AB 886 has had little opposition thus far from other legislators, passing the Assembly Committee on Privacy and Consumer Protection on April 25 by a 9-0 vote and the Assembly Judiciary Committee on May 2 by 10-0. It’s also attracted a Republican co-author, Bill Essayli, who didn’t respond to a request for comment, along with Democratic co-author Josh Lowenthal.
Why the Opposition Hasn’t Gone Away
In addition to EFF, there are other civil liberties groups opposing AB 886, including the ACLU of Northern California. The digital news organization CalMatters has come out against the bill, too.
Chris Krewson is executive director of Local Independent Online News, or LION Publishers, which provides training and other programs to digital publishers, many of them small operations. Krewson, whose group opposed AB 886 while it was in the Assembly, said changes have made the bill “less bad,” but that he still fundamentally disagrees with its premise.
“This is just not written with those very small publishers in mind,” Krewson said.

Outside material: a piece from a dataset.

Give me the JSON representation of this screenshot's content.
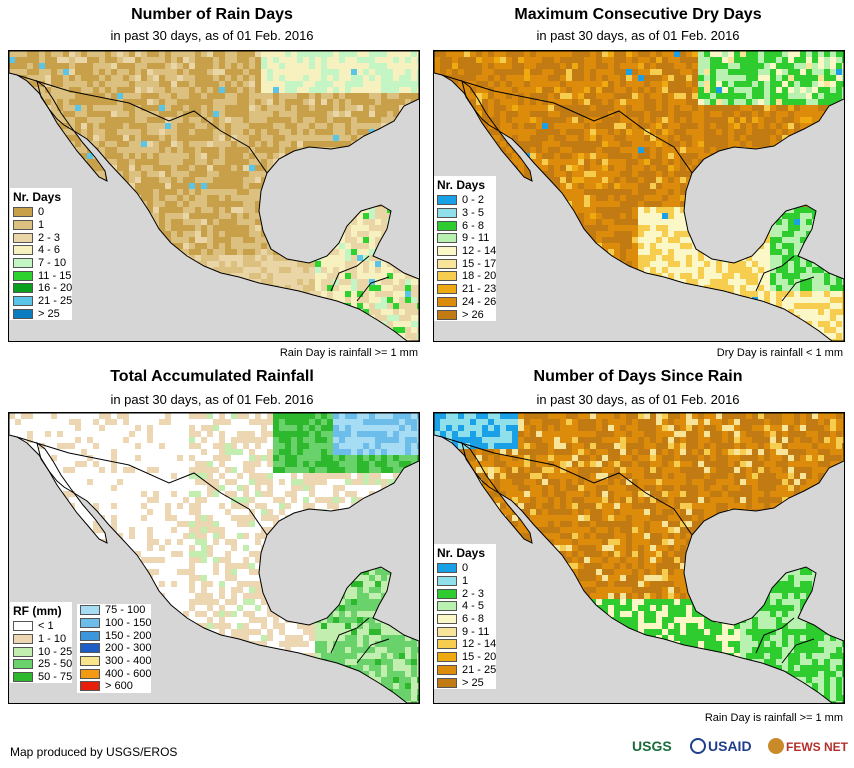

While Krewson, a former journalist, doesn’t hide the fact that Google and Facebook underwrite LION’s programs, his company isn’t the only one to have benefited from tech. “It’s hard for me to argue that Google’s not paying its fair share to The New York Times, which I read,” Krewson said. “They have a significant nine-figure deal… That’s relatively recent.”
But perhaps the most unusual dissent from a tech-heavy group of opponents comes from Trendacosta: That bills like AB 886 would make it harder to break up arguable monopolies such as Facebook and Google.
“Because now, you’ve tied the fortunes of news to the fortunes of those companies,” Trendacosta said.